Cow Eggs with Human Cells
British researchers were given approval to conduct human-animal hybrid research in 2008, a decision that researchers touted would give them the ability to possibly find a cure for Parkinson’s disease. Before, only human cells were allowed to be injected into human eggs, but the researchers argued that animal eggs are much more available. After given permission, researchers went to work using cow eggs. The nucleus of the cow egg -- the source of most DNA and shown here in blue -- was removed, and replaced with the nucleus of a human cell such as a skin cell. Once the egg was allowed to develop and multiply it would become a early-stage cloned embryo called a blastocyst. Scientists could then extract the stem cells from this blastocyst to use in disease treatments.
Cat-Human Hybrid Proteins
Allergic to cats? Then you’ll appreciate this experiment. The feline Fel d 1 protein found in cat saliva contains an allergen that affects humans. When cats lick themselves, the saliva on their fur dries and turns into dust. In April 2005, scientists at the University of California created a human-cat hybrid when they fused the Fel d 1 protein with a human protein known to suppress allergic reactions. The feline protein would bind to immune cells that would cause the reaction and the human protein would tell the immune cells to calm down. When tested in mice, the chimeric protein stifled the allergy, and researchers hope they can be used in the future to treat allergy sufferers.
Mouse-Human Brain
Irving Weissman, Stanford University professor and cofounder of the biotech company StemCells Inc., was granted permission by Stanford to create a mouse-human hybrid in 2005. Weissman and his team transplanted human-brain stem cells into the brains of mice with the intention to study neurodegenerative diseases such as Parkinson's and Alzheimer's.

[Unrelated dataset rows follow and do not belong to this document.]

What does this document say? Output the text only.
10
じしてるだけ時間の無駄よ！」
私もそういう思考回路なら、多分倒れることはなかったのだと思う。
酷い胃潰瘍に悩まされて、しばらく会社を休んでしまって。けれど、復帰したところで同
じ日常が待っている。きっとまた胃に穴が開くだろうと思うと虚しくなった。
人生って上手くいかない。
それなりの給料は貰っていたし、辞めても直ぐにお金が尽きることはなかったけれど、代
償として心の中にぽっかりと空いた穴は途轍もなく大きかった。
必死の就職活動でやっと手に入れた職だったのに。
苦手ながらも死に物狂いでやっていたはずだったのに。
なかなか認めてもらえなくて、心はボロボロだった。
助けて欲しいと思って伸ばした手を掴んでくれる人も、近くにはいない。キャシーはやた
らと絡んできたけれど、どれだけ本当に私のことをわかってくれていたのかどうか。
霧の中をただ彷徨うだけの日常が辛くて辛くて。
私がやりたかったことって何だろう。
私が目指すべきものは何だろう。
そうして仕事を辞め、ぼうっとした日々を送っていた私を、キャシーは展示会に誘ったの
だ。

In his initial experiment, the human cells only made up less than 1 percent of the mouse brain. Shown here is an isolated mouse brain cell. In 2010, Stanford researchers announced they transformed mouse skin cells into fully functional neurons in a laboratory dish for the first time. They also announced in May that they successfully used mouse stem cells to develop sensory hair cells, which could combat human hearing loss.
Humanzee
We share over 98 percent of our DNA with chimpanzees, so would it be possible to create a human-chimp hybrid: a "humanzee," also called a "chuman" or "chumanzee"? In the 1920s, a Soviet biologist Ilia Ivanov artificially inseminated female chimps with human sperm, but the pregnancies didn't take. A chimp named Oliver became famous in the 1970s after it was thought he could be a human-chimp hybrid, because he walked upright. However, genetic testing in the 90s proved he was a chimp. Several researchers and citizens see such experiments has highly immoral and there is no known evidence of a human-chimp hybrid.